View attachment 360265
(Edited to add schematic.)

how to apply this logic to solve options R and Q? not sure about those

 

[.Scott]

how to apply this logic to solve options R and Q? not sure about those

For Q, you have @kuruman schematic - with, effectively (as you have described), 2 capacitors in series.
You probably meant R and S , there are exactly 3 capacitors: S1/S2, S2/S3, and S3/S4. Separate those out in a schematic and then connect them up. You will see series and parallel circuits. Then apply your series and parallel equations.

Then reply here with as far as you were able to go.
The key is for us to direct you through the process - not to do the work ourselves.

 

[kuruman]

how to apply this logic to solve options R and Q? not sure about those

The logic is this.

When you are asked about the capacitance between two plates you first imagine that the two plates are connected to a battery.

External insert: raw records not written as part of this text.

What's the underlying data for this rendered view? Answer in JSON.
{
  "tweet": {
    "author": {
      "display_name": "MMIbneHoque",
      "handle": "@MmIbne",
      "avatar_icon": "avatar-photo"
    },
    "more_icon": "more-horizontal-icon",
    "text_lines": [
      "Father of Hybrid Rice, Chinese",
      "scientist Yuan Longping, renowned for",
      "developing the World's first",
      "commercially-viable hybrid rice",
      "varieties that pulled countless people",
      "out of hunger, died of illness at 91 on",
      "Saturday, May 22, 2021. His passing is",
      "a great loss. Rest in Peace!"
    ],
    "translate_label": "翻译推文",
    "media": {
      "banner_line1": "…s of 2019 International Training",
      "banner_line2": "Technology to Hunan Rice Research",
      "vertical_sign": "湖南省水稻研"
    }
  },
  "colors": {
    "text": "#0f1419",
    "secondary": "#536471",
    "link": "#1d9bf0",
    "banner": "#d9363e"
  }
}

This establishes a potential that varies linearly in the region between plates (electric field is uniform and non-zero) and is constant (electric field is zero) in the region outside the plates. The equipotentials are planes parallel to the plates.

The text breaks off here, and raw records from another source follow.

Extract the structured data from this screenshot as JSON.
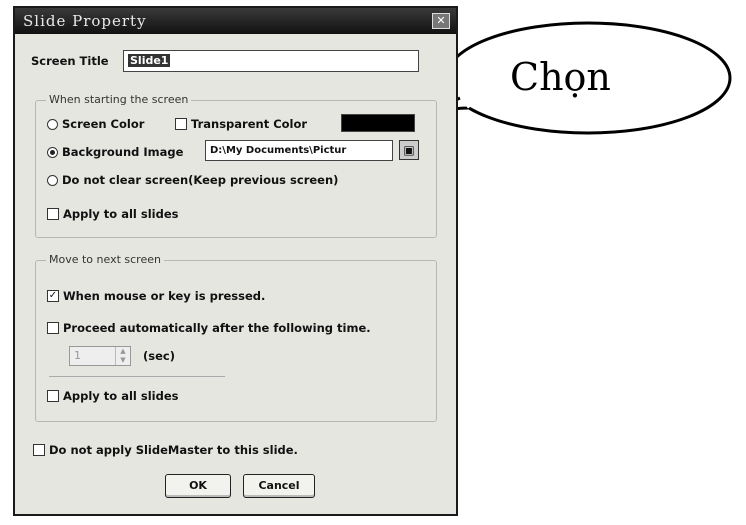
{
  "dialog": {
    "title": "Slide Property",
    "close_glyph": "✕"
  },
  "screen_title": {
    "label": "Screen Title",
    "value": "Slide1"
  },
  "starting": {
    "legend": "When starting the screen",
    "screen_color": "Screen Color",
    "transparent_color": "Transparent Color",
    "swatch_color": "#000000",
    "background_image": "Background Image",
    "background_path": "D:\\My Documents\\Pictur",
    "do_not_clear": "Do not clear screen(Keep previous screen)",
    "apply_all": "Apply to all slides",
    "selected_option": "background_image"
  },
  "next_screen": {
    "legend": "Move to next screen",
    "mouse_or_key": "When mouse or key is pressed.",
    "mouse_or_key_checked": true,
    "auto_proceed": "Proceed automatically after the following time.",
    "auto_proceed_checked": false,
    "time_value": "1",
    "time_unit": "(sec)",
    "apply_all": "Apply to all slides"
  },
  "master": {
    "label": "Do not apply SlideMaster to this slide."
  },
  "buttons": {
    "ok": "OK",
    "cancel": "Cancel"
  },
  "callout": {
    "text": "Chọn"
  }
}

Now consider how the potential between the plates connected to the battery will change if you introduce additional conducting surfaces as indicated by the question. Hint: Assume that one plate is at potential $+V$, the other plate is at potential $-V$ and the plane equidistant to the plates is at zero potential.

 

[palaphys]

Then reply here with as far as you were able to go.
The key is for us to direct you through the process - not to do the work ourselves.

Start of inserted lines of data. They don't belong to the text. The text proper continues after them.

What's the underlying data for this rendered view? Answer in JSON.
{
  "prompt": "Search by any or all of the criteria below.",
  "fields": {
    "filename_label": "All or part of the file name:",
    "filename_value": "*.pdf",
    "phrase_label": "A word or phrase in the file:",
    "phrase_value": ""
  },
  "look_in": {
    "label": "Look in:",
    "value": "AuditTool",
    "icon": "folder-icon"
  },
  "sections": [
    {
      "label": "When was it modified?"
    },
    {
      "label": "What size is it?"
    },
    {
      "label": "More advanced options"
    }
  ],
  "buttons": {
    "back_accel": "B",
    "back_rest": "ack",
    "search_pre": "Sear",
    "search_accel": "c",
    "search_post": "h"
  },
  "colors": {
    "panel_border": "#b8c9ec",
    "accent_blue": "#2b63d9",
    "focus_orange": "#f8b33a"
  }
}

ok. here is my attempt for S

also I think it is valid to "break" S2 and S3 and connect them with a connecting wire, since they would be at the same potential and hence nothing would change (stored charge would be the same)
now, i marked the potentials as x and 0, wherever applicable(with positive terminal of battery connected to S1, and -ve terminal to s2, as the option S asks for the capacitance between S1 and S2.). not sure how to proceed, but hope I am right till now

 

[palaphys]

ok. here is my attempt for S
View attachment 360310
also I think it is valid to "break" S2 and S3 and connect them with a connecting wire, since they would be at the same potential and hence nothing would change (stored charge would be the same)
now, i marked the potentials as x and 0, wherever applicable(with positive terminal of battery connected to S1, and -ve terminal to s2, as the option S asks for the capacitance between S1 and S2.). not sure how to proceed, but hope I am right till now

OH wait, are these in parallel? it seems so. guess the answer is $3C_0$

 

[.Scott]

Very good !! You did it.

 

[palaphys]

thanks for the help. @kuruman @.Scott

 

[kuruman]

ok. here is my attempt for S

How about your attempt for R?

 

[palaphys]

How about your attempt for R?

solved it, two came out to be parallel with the other one, so I got $2C_0 / 3$

 

[kuruman]

solved it, two came out to be parallel with the other one, so I got $2C_0 / 3$

Think again. $S_1$ nd $S_3$ are connected to a battery. $S_2$ and $S_4$ are connected to each other. What is in parallel?

 

[palaphys]

Think again. $S_1$ nd $S_3$ are connected to a battery. $S_2$ and $S_4$ are connected to each other. What is in parallel

I meant something like this

 

[kuruman]

Please redraw your idea showing the battery connections with a "+" and a "-" and also the shorted plates. Besides, you are showing six plates when there are only four.